"When an Ojibway dies, his body is placed in a grave... facing the west... The soul is supposed to start immediately after death of the body, on a deep beaten path, which leads westward; the first object he comes to, in following this path, is the great Oda-e-min (Heart berry), or strawberry, which stands on the roadside like a huge rock, and from which he takes a handful and eats on his way... After camping out four nights, and travelling each day through a prairie country, the soul arrives in the land of spirits, where he finds his relatives accumulated since mankind was first created; all is rejoicing, singing and dancing; they live in a beautiful country interspersed with clear lakes and streams, forests and prairies, and abounding in fruit and game to repletion - in a word, abounding in all that the red man covets in this life..."
-William W. Warren
I have lived most of my life in the embrace of the Rocky Mountains.
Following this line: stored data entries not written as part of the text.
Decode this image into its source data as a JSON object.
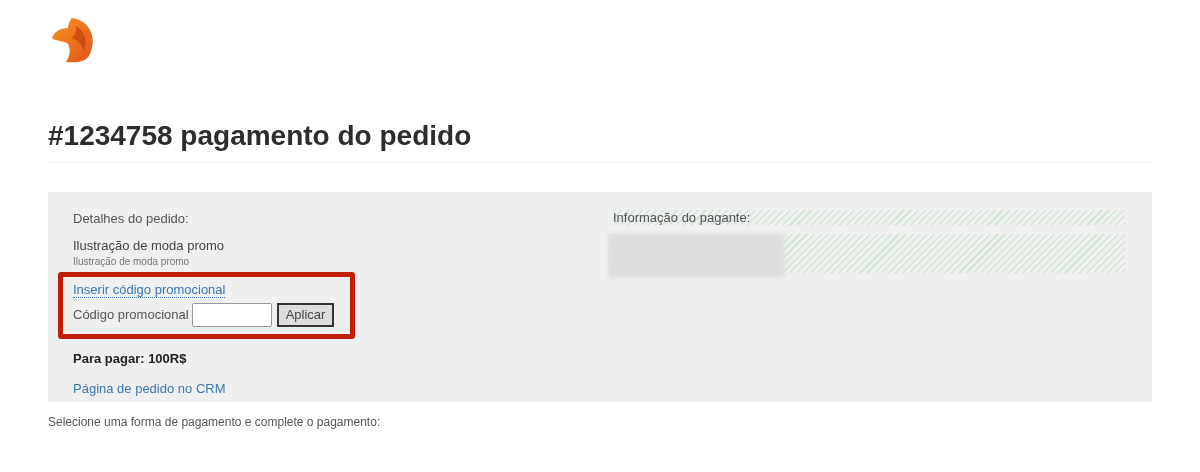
{
  "title": "#1234758 pagamento do pedido",
  "order": {
    "heading": "Detalhes do pedido:",
    "item_name": "Ilustração de moda promo",
    "item_subtitle": "Ilustração de moda promo",
    "promo": {
      "link": "Inserir código promocional",
      "label": "Código promocional",
      "button": "Aplicar",
      "highlighted": true
    },
    "total": "Para pagar: 100R$",
    "crm_link": "Página de pedido no CRM"
  },
  "payer": {
    "heading": "Informação do pagante:"
  },
  "footer_text": "Selecione uma forma de pagamento e complete o pagamento:"
}
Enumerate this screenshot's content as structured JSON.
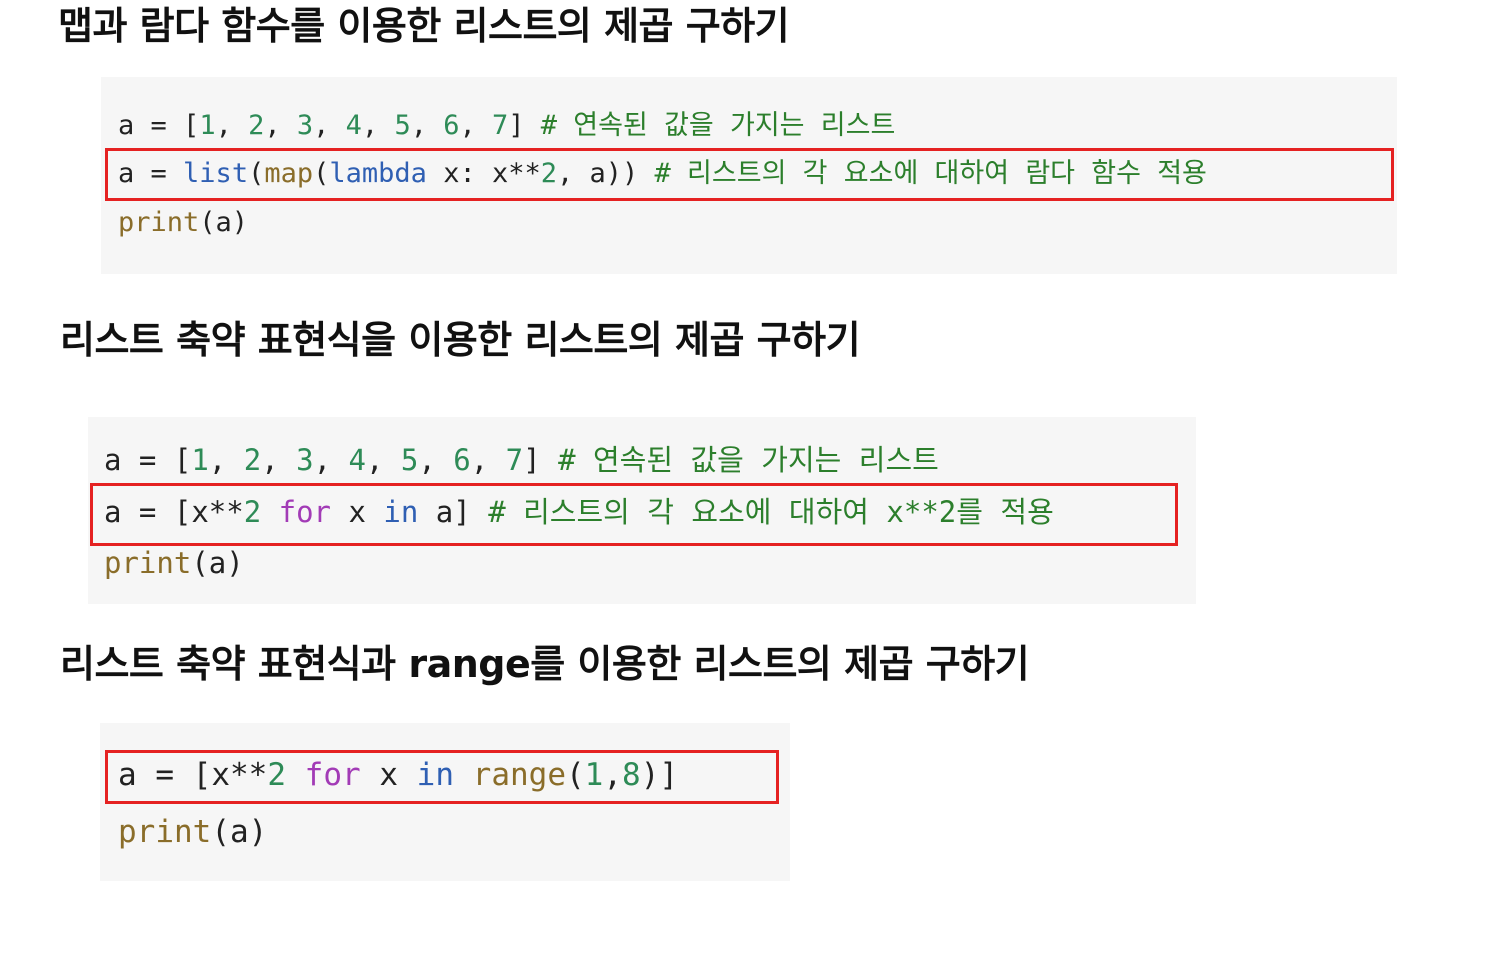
{
  "sections": [
    {
      "heading": "맵과 람다 함수를 이용한 리스트의 제곱 구하기",
      "code": [
        {
          "tokens": [
            {
              "t": "a",
              "c": "var"
            },
            {
              "t": " = ",
              "c": "op"
            },
            {
              "t": "[",
              "c": "punct"
            },
            {
              "t": "1",
              "c": "num"
            },
            {
              "t": ", ",
              "c": "punct"
            },
            {
              "t": "2",
              "c": "num"
            },
            {
              "t": ", ",
              "c": "punct"
            },
            {
              "t": "3",
              "c": "num"
            },
            {
              "t": ", ",
              "c": "punct"
            },
            {
              "t": "4",
              "c": "num"
            },
            {
              "t": ", ",
              "c": "punct"
            },
            {
              "t": "5",
              "c": "num"
            },
            {
              "t": ", ",
              "c": "punct"
            },
            {
              "t": "6",
              "c": "num"
            },
            {
              "t": ", ",
              "c": "punct"
            },
            {
              "t": "7",
              "c": "num"
            },
            {
              "t": "] ",
              "c": "punct"
            },
            {
              "t": "# 연속된 값을 가지는 리스트",
              "c": "comment"
            }
          ]
        },
        {
          "highlighted": true,
          "tokens": [
            {
              "t": "a",
              "c": "var"
            },
            {
              "t": " = ",
              "c": "op"
            },
            {
              "t": "list",
              "c": "builtin"
            },
            {
              "t": "(",
              "c": "punct"
            },
            {
              "t": "map",
              "c": "func"
            },
            {
              "t": "(",
              "c": "punct"
            },
            {
              "t": "lambda",
              "c": "builtin"
            },
            {
              "t": " x: x**",
              "c": "var"
            },
            {
              "t": "2",
              "c": "num"
            },
            {
              "t": ", a)) ",
              "c": "var"
            },
            {
              "t": "# 리스트의 각 요소에 대하여 람다 함수 적용",
              "c": "comment"
            }
          ]
        },
        {
          "tokens": [
            {
              "t": "print",
              "c": "print"
            },
            {
              "t": "(a)",
              "c": "punct"
            }
          ]
        }
      ]
    },
    {
      "heading": "리스트 축약 표현식을 이용한 리스트의 제곱 구하기",
      "code": [
        {
          "tokens": [
            {
              "t": "a",
              "c": "var"
            },
            {
              "t": " = ",
              "c": "op"
            },
            {
              "t": "[",
              "c": "punct"
            },
            {
              "t": "1",
              "c": "num"
            },
            {
              "t": ", ",
              "c": "punct"
            },
            {
              "t": "2",
              "c": "num"
            },
            {
              "t": ", ",
              "c": "punct"
            },
            {
              "t": "3",
              "c": "num"
            },
            {
              "t": ", ",
              "c": "punct"
            },
            {
              "t": "4",
              "c": "num"
            },
            {
              "t": ", ",
              "c": "punct"
            },
            {
              "t": "5",
              "c": "num"
            },
            {
              "t": ", ",
              "c": "punct"
            },
            {
              "t": "6",
              "c": "num"
            },
            {
              "t": ", ",
              "c": "punct"
            },
            {
              "t": "7",
              "c": "num"
            },
            {
              "t": "] ",
              "c": "punct"
            },
            {
              "t": "# 연속된 값을 가지는 리스트",
              "c": "comment"
            }
          ]
        },
        {
          "highlighted": true,
          "tokens": [
            {
              "t": "a",
              "c": "var"
            },
            {
              "t": " = ",
              "c": "op"
            },
            {
              "t": "[x**",
              "c": "var"
            },
            {
              "t": "2",
              "c": "num"
            },
            {
              "t": " ",
              "c": "var"
            },
            {
              "t": "for",
              "c": "keyword"
            },
            {
              "t": " x ",
              "c": "var"
            },
            {
              "t": "in",
              "c": "builtin"
            },
            {
              "t": " a] ",
              "c": "var"
            },
            {
              "t": "# 리스트의 각 요소에 대하여 x**2를 적용",
              "c": "comment"
            }
          ]
        },
        {
          "tokens": [
            {
              "t": "print",
              "c": "print"
            },
            {
              "t": "(a)",
              "c": "punct"
            }
          ]
        }
      ]
    },
    {
      "heading": "리스트 축약 표현식과 range를 이용한 리스트의 제곱 구하기",
      "code": [
        {
          "highlighted": true,
          "tokens": [
            {
              "t": "a",
              "c": "var"
            },
            {
              "t": " = ",
              "c": "op"
            },
            {
              "t": "[x**",
              "c": "var"
            },
            {
              "t": "2",
              "c": "num"
            },
            {
              "t": " ",
              "c": "var"
            },
            {
              "t": "for",
              "c": "keyword"
            },
            {
              "t": " x ",
              "c": "var"
            },
            {
              "t": "in",
              "c": "builtin"
            },
            {
              "t": " ",
              "c": "var"
            },
            {
              "t": "range",
              "c": "func"
            },
            {
              "t": "(",
              "c": "punct"
            },
            {
              "t": "1",
              "c": "num"
            },
            {
              "t": ",",
              "c": "punct"
            },
            {
              "t": "8",
              "c": "num"
            },
            {
              "t": ")]",
              "c": "punct"
            }
          ]
        },
        {
          "tokens": [
            {
              "t": "print",
              "c": "print"
            },
            {
              "t": "(a)",
              "c": "punct"
            }
          ]
        }
      ]
    }
  ],
  "colors": {
    "highlight_border": "#e52222",
    "code_background": "#f6f6f6",
    "comment": "#2c7f2c",
    "number": "#2e8b57",
    "builtin": "#2f5fb3",
    "keyword": "#a23bb6",
    "function": "#8a6d2a"
  }
}
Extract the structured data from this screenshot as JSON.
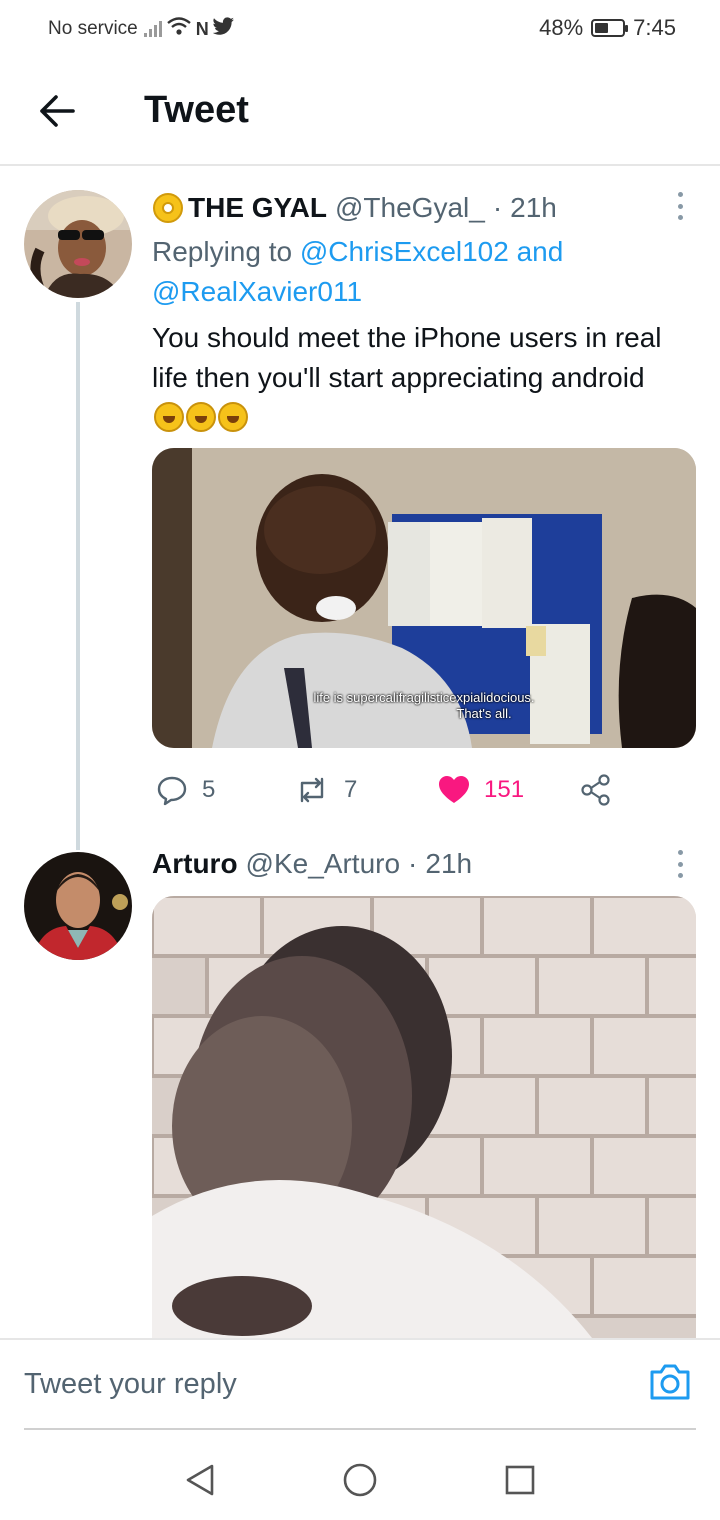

I remember seeing wild strawberry plants, pretty often, growing beside trails, but i always thought they didn't make fruit. Until one July day, a couple years ago.
A couple weekends ago, we went up to see if we could find a few, thinking that the season was probably over. We sat in the same carpet, looking, and it seemed as if we were too late. But before we had given up, we saw a tiny red gem peeking out from beneath a leaf! And then another one. And then another one! Fynn had the biggest smile i had ever seen on him as he became the strawberry messenger- delivering 'one for mama, one for papa, and one for fynn!' I rarely see him so happy!